Mr Spicer first mentioned the attack on January 29 while defending president Trump’s travel ban on seven majority Muslim countries. "What do we say to the family who loses somebody over a terroristic, (sic) to whether it's Atlanta or San Bernardino or the Boston bomber? Those people, each of whom had gone out to a country and then come back," he told ABC’s This Week.
The following day, he defended the ban on MSNBC’s Morning Joe.
"There was a very short period of time in which we had something to execute that ensured that the people of the United States were safe. Everybody's been protected," he said on the programme. "What happened if we didn't act and somebody was killed? Too many of these cases that have happened -- whether you're talking about San Bernardino, Atlanta, Boston… would you wait until you do? The answer is we act now to protect the future."
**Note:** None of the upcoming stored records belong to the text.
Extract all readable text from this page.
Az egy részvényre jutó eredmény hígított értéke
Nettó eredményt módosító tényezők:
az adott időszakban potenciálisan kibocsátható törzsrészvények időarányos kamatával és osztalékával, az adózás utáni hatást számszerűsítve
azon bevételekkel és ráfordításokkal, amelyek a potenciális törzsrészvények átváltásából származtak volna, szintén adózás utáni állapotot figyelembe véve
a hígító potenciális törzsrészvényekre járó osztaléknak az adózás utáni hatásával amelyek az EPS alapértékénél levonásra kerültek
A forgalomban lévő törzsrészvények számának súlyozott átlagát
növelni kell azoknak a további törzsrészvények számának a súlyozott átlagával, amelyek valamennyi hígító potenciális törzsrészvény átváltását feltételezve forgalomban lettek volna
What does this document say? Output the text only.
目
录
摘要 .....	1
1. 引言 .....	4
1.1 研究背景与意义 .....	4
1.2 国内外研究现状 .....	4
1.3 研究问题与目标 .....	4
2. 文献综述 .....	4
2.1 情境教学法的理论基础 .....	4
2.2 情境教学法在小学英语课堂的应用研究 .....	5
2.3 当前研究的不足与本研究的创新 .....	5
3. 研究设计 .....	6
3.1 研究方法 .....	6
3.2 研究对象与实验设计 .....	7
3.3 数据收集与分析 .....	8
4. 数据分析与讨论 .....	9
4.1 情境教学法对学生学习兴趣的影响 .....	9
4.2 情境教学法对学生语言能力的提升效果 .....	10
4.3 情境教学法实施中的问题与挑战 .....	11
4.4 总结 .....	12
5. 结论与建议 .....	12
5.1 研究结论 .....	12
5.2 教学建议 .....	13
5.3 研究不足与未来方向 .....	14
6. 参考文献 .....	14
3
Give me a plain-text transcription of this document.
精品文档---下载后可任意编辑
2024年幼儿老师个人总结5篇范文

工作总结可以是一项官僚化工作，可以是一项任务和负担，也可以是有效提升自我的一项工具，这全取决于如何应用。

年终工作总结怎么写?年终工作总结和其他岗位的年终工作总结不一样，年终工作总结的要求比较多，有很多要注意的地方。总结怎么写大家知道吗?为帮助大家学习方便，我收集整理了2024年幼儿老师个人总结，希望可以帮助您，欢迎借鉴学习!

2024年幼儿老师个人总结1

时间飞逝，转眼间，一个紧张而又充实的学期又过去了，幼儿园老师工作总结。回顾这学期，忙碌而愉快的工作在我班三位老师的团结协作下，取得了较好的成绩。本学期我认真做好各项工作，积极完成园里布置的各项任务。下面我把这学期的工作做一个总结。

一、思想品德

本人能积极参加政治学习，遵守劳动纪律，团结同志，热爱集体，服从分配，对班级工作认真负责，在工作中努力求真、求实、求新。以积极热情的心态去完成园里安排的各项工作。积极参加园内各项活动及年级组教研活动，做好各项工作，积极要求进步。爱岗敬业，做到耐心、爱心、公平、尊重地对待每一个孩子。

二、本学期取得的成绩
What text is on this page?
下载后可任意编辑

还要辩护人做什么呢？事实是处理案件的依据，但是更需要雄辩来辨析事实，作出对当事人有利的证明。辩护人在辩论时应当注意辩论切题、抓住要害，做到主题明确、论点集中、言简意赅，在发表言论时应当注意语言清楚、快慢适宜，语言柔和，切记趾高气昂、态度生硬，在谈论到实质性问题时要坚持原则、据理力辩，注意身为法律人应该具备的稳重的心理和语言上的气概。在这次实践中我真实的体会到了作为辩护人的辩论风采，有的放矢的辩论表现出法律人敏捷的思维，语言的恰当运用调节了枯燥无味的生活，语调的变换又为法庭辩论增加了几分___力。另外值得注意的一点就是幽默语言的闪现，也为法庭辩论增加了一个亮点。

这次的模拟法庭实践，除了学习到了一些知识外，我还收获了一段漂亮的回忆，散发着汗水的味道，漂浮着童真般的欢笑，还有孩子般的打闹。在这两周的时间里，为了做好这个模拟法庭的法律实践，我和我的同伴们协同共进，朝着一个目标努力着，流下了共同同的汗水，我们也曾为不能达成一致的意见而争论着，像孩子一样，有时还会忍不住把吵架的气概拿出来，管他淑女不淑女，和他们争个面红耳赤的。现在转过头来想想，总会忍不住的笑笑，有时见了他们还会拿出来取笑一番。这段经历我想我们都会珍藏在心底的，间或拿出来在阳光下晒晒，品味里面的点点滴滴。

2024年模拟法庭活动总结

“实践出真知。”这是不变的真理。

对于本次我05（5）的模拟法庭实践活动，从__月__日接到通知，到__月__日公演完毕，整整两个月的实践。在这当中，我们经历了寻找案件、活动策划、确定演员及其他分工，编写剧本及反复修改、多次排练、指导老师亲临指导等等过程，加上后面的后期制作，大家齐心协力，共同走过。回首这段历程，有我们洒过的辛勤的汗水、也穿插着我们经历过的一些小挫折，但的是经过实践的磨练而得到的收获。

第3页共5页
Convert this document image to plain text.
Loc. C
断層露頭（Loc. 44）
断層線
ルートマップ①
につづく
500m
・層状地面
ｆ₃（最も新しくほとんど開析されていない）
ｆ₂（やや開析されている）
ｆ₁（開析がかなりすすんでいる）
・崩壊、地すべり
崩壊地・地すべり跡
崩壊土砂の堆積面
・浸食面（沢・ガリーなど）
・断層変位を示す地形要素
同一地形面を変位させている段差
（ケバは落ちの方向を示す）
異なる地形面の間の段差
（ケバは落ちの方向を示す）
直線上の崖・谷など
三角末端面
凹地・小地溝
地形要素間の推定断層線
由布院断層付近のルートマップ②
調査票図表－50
And on January 30, he told reporters in his daily briefing why some countries linked to terror attacks were omitted from the travel ban.
"Right, and we're reviewing the entire process over this period of time to make sure that we do this right,” he said. “But I don't think you have to look any further than the families of the Boston Marathon, in Atlanta, in San Bernardino to ask if we can go further."
Mr Spicer’s comments were first reported by The Daily Beast.
It’s unclear exactly what instance Mr Spicer is referring to, and Atlanta police spokesperson Elizabeth Espy told CNN that the department is unaware of any recent terror attacks. She told the network that the “last known terrorist attack in the state was 1996 in which Eric Rudolph was implicated,” she explained. "We have no record of an Islamic attack in the City of Atlanta."
The comments follow White House counselor Kellyanne Conway’s false comments that a terror attack took place in Bowling Green, Kentucky. She later apologised for her comments on CNN: "I regretted it tremendously," she said. "I felt really badly about that."